I️ had a great time giving the previously-mentioned presentation in Highland with Jo Lambert, Sarah Erwin, and Mandy Mahon on Friday night.
Congratulations to coach Sarah Erwin, who won the free ticket to the $547 three-day event Art of Mentoring at the Salt Palace next week!
I️ especially appreciated all of the positive feedback I️ have received since then (although negative feedback is welcome as well). It’s a lot of fun sharing lifesaving information with groups of people rather than only one at a time in the office. And the community Jo is developing in Utah County and surrounding areas will benefit countless people who are wanting to improve their health. I️ look forward to joining her for more informative (and healthy food-filled) gatherings on a wide variety of topics each month as this idea snowballs.
I️ look forward, too, to creating a similar group with my partners in Moab for Southeastern Utah. Anyone who is interested in becoming part of this community of health in either location, feel free to contact me.
Anyway, I️ wanted to share with everyone my answers to two of the questions that arose after Friday’s presentation:
One attendee from San Francisco mentioned she had “tried” our health coaching program twice already and couldn’t relate to my statement that most clients tell me they don’t get hungry while they are watching their weight fall off. Upon further discussion, it became clear to me that she wasn’t working closely enough with her coach. As a result, she was on the wrong plan for the amount and intensity of exercise she was doing. So I wasn’t surprised to learn that she never got past the first four days.
For those of you who are in our health coaching program, the lesson to be learned from this unhappy experience is to work closely with your coach! It can make the difference between success and failure.
The second question I️ wanted to share has to do with weight targets. Whether you are in our program or working on your own, how do you know when you have reached a healthy weight?
BMI is a simple calculation that incorporates your weight and height. By definition, a BMI less than 18.5 or greater than 24.9 is concerning for suboptimal health. With this in mind, a weight that yields a BMI in the neighborhood of 23 is a good starting target.
When I️ share this with patients, many reply, “I️ haven’t weighed that little since high school!”
But think about it: For most of us, isn’t that when we were the healthiest? Granted, those who are muscular will find that a BMI of 23 would require them to lose muscle. That’s not what we are looking for.

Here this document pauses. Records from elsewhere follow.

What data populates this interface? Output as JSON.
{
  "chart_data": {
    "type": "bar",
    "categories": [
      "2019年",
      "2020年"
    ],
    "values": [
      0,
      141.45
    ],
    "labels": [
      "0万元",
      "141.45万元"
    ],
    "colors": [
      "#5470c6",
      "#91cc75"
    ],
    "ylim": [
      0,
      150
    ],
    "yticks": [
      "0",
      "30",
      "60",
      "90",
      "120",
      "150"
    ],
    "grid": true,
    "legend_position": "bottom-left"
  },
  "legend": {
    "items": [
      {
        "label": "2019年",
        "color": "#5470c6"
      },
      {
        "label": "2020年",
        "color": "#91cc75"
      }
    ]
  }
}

This is where body fat measurement comes in. For women, a healthy target is 17-22%, and for men, 10%. The more muscle you have, the higher your BMI can be and still be healthy for you because your body fat is actually lower. A rough do-it-yourself guide to determine whether you have excessive body fat is simply to ask yourself if your pant or dress size has increased over the years. Unfortunately, that’s usually not due to muscle! For a more objective measure, however, come into the office any time to check your body fat percent.
But there is more to healthy weight even than body fat percentage. Waist circumference is important because abdominal fat (as opposed to breasts, buttocks, and elsewhere) contributes the most to metabolic syndrome and heart disease. In fact, one of the criteria for the definition of metabolic syndrome is a waist circumference of 35 or more inches for women, 40 for men. Keep a safe distance between you and these numbers. In other words, if you are a man and your waist measures 39 inches, don’t think you’re out of the woods!

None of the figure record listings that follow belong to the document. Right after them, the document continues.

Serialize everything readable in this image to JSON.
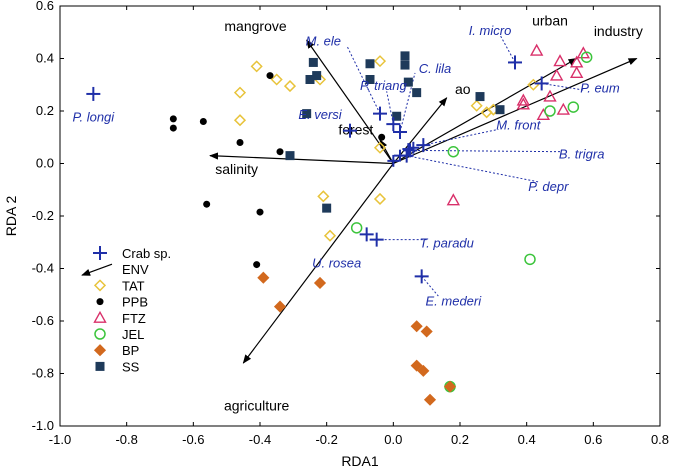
{
  "chart_data": {
    "type": "scatter",
    "subtype": "rda-triplot",
    "xlabel": "RDA1",
    "ylabel": "RDA 2",
    "xlim": [
      -1.0,
      0.8
    ],
    "ylim": [
      -1.0,
      0.6
    ],
    "xticks": [
      "-1.0",
      "-0.8",
      "-0.6",
      "-0.4",
      "-0.2",
      "0.0",
      "0.2",
      "0.4",
      "0.6",
      "0.8"
    ],
    "xtick_values": [
      -1.0,
      -0.8,
      -0.6,
      -0.4,
      -0.2,
      0.0,
      0.2,
      0.4,
      0.6,
      0.8
    ],
    "yticks": [
      "0.6",
      "0.4",
      "0.2",
      "0.0",
      "-0.2",
      "-0.4",
      "-0.6",
      "-0.8",
      "-1.0"
    ],
    "ytick_values": [
      0.6,
      0.4,
      0.2,
      0.0,
      -0.2,
      -0.4,
      -0.6,
      -0.8,
      -1.0
    ],
    "env_vectors": [
      {
        "name": "mangrove",
        "x": -0.26,
        "y": 0.47,
        "lx": -0.32,
        "ly": 0.505,
        "anchor": "end"
      },
      {
        "name": "urban",
        "x": 0.55,
        "y": 0.4,
        "lx": 0.47,
        "ly": 0.525,
        "anchor": "middle"
      },
      {
        "name": "industry",
        "x": 0.73,
        "y": 0.4,
        "lx": 0.675,
        "ly": 0.485,
        "anchor": "middle"
      },
      {
        "name": "ao",
        "x": 0.16,
        "y": 0.25,
        "lx": 0.185,
        "ly": 0.265,
        "anchor": "start"
      },
      {
        "name": "forest",
        "x": -0.04,
        "y": 0.09,
        "lx": -0.06,
        "ly": 0.11,
        "anchor": "end"
      },
      {
        "name": "salinity",
        "x": -0.55,
        "y": 0.03,
        "lx": -0.47,
        "ly": -0.04,
        "anchor": "middle"
      },
      {
        "name": "agriculture",
        "x": -0.45,
        "y": -0.76,
        "lx": -0.41,
        "ly": -0.94,
        "anchor": "middle"
      }
    ],
    "crab_species": [
      {
        "name": "P. longi",
        "x": -0.9,
        "y": 0.265,
        "lx": -0.9,
        "ly": 0.175,
        "anchor": "middle",
        "leader": false
      },
      {
        "name": "M. ele",
        "x": -0.04,
        "y": 0.19,
        "lx": -0.21,
        "ly": 0.465,
        "anchor": "middle",
        "leader": true,
        "kx": -0.14,
        "ky": 0.45
      },
      {
        "name": "P. triang",
        "x": 0.0,
        "y": 0.15,
        "lx": -0.03,
        "ly": 0.295,
        "anchor": "middle",
        "leader": true,
        "kx": -0.02,
        "ky": 0.275
      },
      {
        "name": "C. lila",
        "x": 0.02,
        "y": 0.12,
        "lx": 0.125,
        "ly": 0.36,
        "anchor": "middle",
        "leader": true,
        "kx": 0.065,
        "ky": 0.345
      },
      {
        "name": "E. versi",
        "x": -0.13,
        "y": 0.125,
        "lx": -0.22,
        "ly": 0.185,
        "anchor": "middle",
        "leader": false
      },
      {
        "name": "I. micro",
        "x": 0.365,
        "y": 0.385,
        "lx": 0.29,
        "ly": 0.505,
        "anchor": "middle",
        "leader": true,
        "kx": 0.32,
        "ky": 0.49
      },
      {
        "name": "P. eum",
        "x": 0.445,
        "y": 0.305,
        "lx": 0.62,
        "ly": 0.285,
        "anchor": "middle",
        "leader": true,
        "kx": 0.57,
        "ky": 0.28
      },
      {
        "name": "M. front",
        "x": 0.09,
        "y": 0.07,
        "lx": 0.375,
        "ly": 0.145,
        "anchor": "middle",
        "leader": true,
        "kx": 0.315,
        "ky": 0.13
      },
      {
        "name": "B. trigra",
        "x": 0.05,
        "y": 0.05,
        "lx": 0.565,
        "ly": 0.035,
        "anchor": "middle",
        "leader": true,
        "kx": 0.505,
        "ky": 0.045
      },
      {
        "name": "P. depr",
        "x": 0.04,
        "y": 0.03,
        "lx": 0.465,
        "ly": -0.09,
        "anchor": "middle",
        "leader": true,
        "kx": 0.435,
        "ky": -0.07
      },
      {
        "name": "U. rosea",
        "x": -0.08,
        "y": -0.27,
        "lx": -0.17,
        "ly": -0.38,
        "anchor": "middle",
        "leader": false
      },
      {
        "name": "T. paradu",
        "x": -0.05,
        "y": -0.29,
        "lx": 0.16,
        "ly": -0.305,
        "anchor": "middle",
        "leader": true,
        "kx": 0.105,
        "ky": -0.29
      },
      {
        "name": "E. mederi",
        "x": 0.085,
        "y": -0.43,
        "lx": 0.18,
        "ly": -0.525,
        "anchor": "middle",
        "leader": true,
        "kx": 0.135,
        "ky": -0.505
      }
    ],
    "extra_crab_points": [
      {
        "x": 0.02,
        "y": 0.03
      },
      {
        "x": 0.045,
        "y": 0.055
      },
      {
        "x": 0.06,
        "y": 0.06
      },
      {
        "x": 0.0,
        "y": 0.01
      }
    ],
    "sites": [
      {
        "name": "TAT",
        "marker": "diamond-open",
        "color": "#e8c33a",
        "points": [
          [
            -0.41,
            0.37
          ],
          [
            -0.35,
            0.32
          ],
          [
            -0.31,
            0.295
          ],
          [
            -0.46,
            0.27
          ],
          [
            -0.22,
            0.32
          ],
          [
            -0.46,
            0.165
          ],
          [
            -0.04,
            0.39
          ],
          [
            -0.04,
            0.06
          ],
          [
            -0.04,
            -0.135
          ],
          [
            -0.21,
            -0.125
          ],
          [
            -0.19,
            -0.275
          ],
          [
            0.25,
            0.22
          ],
          [
            0.28,
            0.195
          ],
          [
            0.3,
            0.205
          ],
          [
            0.42,
            0.3
          ]
        ]
      },
      {
        "name": "PPB",
        "marker": "dot",
        "color": "#000000",
        "points": [
          [
            -0.66,
            0.17
          ],
          [
            -0.66,
            0.135
          ],
          [
            -0.57,
            0.16
          ],
          [
            -0.37,
            0.335
          ],
          [
            -0.46,
            0.08
          ],
          [
            -0.34,
            0.045
          ],
          [
            -0.56,
            -0.155
          ],
          [
            -0.4,
            -0.185
          ],
          [
            -0.41,
            -0.385
          ],
          [
            -0.035,
            0.1
          ]
        ]
      },
      {
        "name": "FTZ",
        "marker": "triangle-open",
        "color": "#d9306a",
        "points": [
          [
            0.43,
            0.43
          ],
          [
            0.5,
            0.39
          ],
          [
            0.57,
            0.42
          ],
          [
            0.49,
            0.335
          ],
          [
            0.55,
            0.385
          ],
          [
            0.55,
            0.345
          ],
          [
            0.47,
            0.255
          ],
          [
            0.39,
            0.225
          ],
          [
            0.45,
            0.185
          ],
          [
            0.51,
            0.205
          ],
          [
            0.39,
            0.24
          ],
          [
            0.18,
            -0.14
          ]
        ]
      },
      {
        "name": "JEL",
        "marker": "circle-open",
        "color": "#3cc43c",
        "points": [
          [
            0.58,
            0.405
          ],
          [
            0.54,
            0.215
          ],
          [
            0.47,
            0.2
          ],
          [
            0.18,
            0.045
          ],
          [
            -0.11,
            -0.245
          ],
          [
            0.41,
            -0.365
          ],
          [
            0.17,
            -0.85
          ]
        ]
      },
      {
        "name": "BP",
        "marker": "diamond",
        "color": "#d2691e",
        "points": [
          [
            -0.39,
            -0.435
          ],
          [
            -0.34,
            -0.545
          ],
          [
            -0.22,
            -0.455
          ],
          [
            0.07,
            -0.62
          ],
          [
            0.1,
            -0.64
          ],
          [
            0.07,
            -0.77
          ],
          [
            0.09,
            -0.79
          ],
          [
            0.17,
            -0.85
          ],
          [
            0.11,
            -0.9
          ]
        ]
      },
      {
        "name": "SS",
        "marker": "square",
        "color": "#1e3a5a",
        "points": [
          [
            -0.24,
            0.385
          ],
          [
            -0.23,
            0.335
          ],
          [
            -0.25,
            0.32
          ],
          [
            -0.26,
            0.19
          ],
          [
            -0.31,
            0.03
          ],
          [
            -0.2,
            -0.17
          ],
          [
            -0.07,
            0.38
          ],
          [
            -0.07,
            0.32
          ],
          [
            0.035,
            0.41
          ],
          [
            0.035,
            0.375
          ],
          [
            0.045,
            0.31
          ],
          [
            0.07,
            0.27
          ],
          [
            0.01,
            0.18
          ],
          [
            0.26,
            0.255
          ],
          [
            0.32,
            0.205
          ]
        ]
      }
    ],
    "legend": {
      "position": "bottom-left",
      "entries": [
        {
          "label": "Crab sp.",
          "marker": "plus",
          "color": "#1f2fa8"
        },
        {
          "label": "ENV",
          "marker": "arrow",
          "color": "#000000"
        },
        {
          "label": "TAT",
          "marker": "diamond-open",
          "color": "#e8c33a"
        },
        {
          "label": "PPB",
          "marker": "dot",
          "color": "#000000"
        },
        {
          "label": "FTZ",
          "marker": "triangle-open",
          "color": "#d9306a"
        },
        {
          "label": "JEL",
          "marker": "circle-open",
          "color": "#3cc43c"
        },
        {
          "label": "BP",
          "marker": "diamond",
          "color": "#d2691e"
        },
        {
          "label": "SS",
          "marker": "square",
          "color": "#1e3a5a"
        }
      ]
    },
    "colors": {
      "crab": "#1f2fa8",
      "env": "#000000",
      "axis": "#000000"
    }
  }
}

But there is more to a healthy weight even than waist circumference. As I️ demonstrated during the presentation, there are a number of cardiometabolic parameters we follow on each patient in our offices that indicate whether an individual is going closer to or farther away from heart disease, cancer, stroke, and so forth. These are obtained through blood tests and digital arterial pulsewave analysis.

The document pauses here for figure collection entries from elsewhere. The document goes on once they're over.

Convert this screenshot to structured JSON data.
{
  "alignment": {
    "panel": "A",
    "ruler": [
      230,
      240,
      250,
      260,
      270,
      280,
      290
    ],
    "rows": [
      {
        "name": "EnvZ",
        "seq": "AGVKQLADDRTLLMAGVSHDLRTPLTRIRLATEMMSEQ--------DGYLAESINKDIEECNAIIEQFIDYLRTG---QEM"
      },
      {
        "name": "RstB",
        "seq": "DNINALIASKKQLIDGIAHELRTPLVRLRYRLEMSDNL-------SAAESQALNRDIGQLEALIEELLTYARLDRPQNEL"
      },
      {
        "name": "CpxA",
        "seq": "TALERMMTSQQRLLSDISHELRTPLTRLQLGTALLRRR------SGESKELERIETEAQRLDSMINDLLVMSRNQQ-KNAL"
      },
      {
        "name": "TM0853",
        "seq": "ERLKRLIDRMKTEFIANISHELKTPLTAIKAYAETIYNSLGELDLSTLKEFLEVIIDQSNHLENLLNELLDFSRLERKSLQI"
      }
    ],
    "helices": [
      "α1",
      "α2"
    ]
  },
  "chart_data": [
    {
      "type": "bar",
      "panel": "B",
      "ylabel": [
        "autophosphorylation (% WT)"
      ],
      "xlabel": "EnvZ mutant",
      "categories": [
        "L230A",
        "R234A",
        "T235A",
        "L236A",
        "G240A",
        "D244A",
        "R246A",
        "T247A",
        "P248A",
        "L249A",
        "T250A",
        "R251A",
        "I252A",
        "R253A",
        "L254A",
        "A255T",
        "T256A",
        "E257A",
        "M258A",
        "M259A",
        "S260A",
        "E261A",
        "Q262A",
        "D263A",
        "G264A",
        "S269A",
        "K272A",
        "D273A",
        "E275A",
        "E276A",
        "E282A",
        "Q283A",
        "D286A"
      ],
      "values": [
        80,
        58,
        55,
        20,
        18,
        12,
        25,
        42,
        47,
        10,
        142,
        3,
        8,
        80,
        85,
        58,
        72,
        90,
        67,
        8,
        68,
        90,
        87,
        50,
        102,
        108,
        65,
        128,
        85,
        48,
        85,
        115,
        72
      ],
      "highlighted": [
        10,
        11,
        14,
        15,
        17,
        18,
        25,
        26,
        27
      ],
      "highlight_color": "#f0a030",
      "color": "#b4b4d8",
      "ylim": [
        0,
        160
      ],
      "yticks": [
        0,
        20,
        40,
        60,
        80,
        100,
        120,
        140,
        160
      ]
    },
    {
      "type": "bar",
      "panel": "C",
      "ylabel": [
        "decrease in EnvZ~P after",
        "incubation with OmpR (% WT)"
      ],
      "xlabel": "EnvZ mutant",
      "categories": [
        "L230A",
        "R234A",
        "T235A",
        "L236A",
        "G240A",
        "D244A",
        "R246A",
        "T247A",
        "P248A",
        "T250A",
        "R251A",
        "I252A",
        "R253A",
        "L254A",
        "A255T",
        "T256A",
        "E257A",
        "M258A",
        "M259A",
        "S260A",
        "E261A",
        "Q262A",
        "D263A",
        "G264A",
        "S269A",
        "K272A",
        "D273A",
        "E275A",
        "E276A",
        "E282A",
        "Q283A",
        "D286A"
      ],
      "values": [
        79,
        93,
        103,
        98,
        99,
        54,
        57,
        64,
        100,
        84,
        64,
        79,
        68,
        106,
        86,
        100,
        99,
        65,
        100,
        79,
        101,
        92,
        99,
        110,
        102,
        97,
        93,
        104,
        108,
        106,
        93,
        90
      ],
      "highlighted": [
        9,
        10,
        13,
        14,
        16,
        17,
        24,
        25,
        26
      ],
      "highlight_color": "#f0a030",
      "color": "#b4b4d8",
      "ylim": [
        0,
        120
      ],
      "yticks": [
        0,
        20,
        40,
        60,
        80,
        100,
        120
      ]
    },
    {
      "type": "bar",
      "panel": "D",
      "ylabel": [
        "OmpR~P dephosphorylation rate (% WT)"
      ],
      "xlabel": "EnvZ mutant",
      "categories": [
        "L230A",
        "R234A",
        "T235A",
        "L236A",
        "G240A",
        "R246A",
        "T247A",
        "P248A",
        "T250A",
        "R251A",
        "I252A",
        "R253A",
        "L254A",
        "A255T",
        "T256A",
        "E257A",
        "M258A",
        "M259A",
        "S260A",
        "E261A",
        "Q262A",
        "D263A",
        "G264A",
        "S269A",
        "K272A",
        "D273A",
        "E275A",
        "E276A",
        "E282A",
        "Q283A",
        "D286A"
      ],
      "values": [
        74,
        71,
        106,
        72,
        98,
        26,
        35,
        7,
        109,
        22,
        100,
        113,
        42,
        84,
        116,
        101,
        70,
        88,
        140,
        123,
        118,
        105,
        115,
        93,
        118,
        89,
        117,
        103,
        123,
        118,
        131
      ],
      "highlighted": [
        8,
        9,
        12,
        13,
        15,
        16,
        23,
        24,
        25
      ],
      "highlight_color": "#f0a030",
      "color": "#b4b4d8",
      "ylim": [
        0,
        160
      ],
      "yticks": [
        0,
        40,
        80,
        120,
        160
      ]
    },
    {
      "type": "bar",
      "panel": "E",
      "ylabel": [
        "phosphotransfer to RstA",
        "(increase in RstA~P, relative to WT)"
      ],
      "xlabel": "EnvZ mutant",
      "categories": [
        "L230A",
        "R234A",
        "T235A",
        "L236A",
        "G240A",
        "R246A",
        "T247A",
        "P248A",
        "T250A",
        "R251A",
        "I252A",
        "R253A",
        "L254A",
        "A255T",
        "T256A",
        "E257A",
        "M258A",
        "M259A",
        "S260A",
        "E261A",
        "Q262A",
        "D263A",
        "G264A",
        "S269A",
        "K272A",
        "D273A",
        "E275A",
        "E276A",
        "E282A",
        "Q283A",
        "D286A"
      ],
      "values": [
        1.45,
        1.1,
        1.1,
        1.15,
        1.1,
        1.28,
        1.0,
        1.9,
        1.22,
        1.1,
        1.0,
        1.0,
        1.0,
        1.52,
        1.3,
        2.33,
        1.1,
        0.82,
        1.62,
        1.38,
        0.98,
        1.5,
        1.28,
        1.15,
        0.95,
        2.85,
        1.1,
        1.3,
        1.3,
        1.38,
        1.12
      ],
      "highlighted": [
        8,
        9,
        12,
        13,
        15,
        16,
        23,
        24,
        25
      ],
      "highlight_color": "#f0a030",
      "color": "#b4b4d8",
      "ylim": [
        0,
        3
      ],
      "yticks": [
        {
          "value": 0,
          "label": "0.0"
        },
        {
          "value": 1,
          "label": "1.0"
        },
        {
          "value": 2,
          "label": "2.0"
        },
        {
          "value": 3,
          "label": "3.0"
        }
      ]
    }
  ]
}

See a doctor who specializes in functional medicine to obtain these tests. A simple rule of thumb is this: If your doctor hasn’t already checked your adiponectin and lipoprotein(a), for example, he or she has not been trained in functional medicine and wouldn’t know what to do with the results if presented with them. And these are just two of many critical pieces of pieces of information you need to know about your risk of cardiovascular disease. This is not a criticism of anyone’s family doctor or cardiologist. Rather, it’s merely a reflection of the reality that our medical education system is focused on treatment of disease rather than prevention of disease and promotion of health. This is why you need to see a specialist.
In summary, your ideal weight is the weight that makes you:
We can set ballpark targets based on BMI, but we may not know precisely what that optimal weight is until you reach it! Whatever that weight turns out to be, we can help you get there.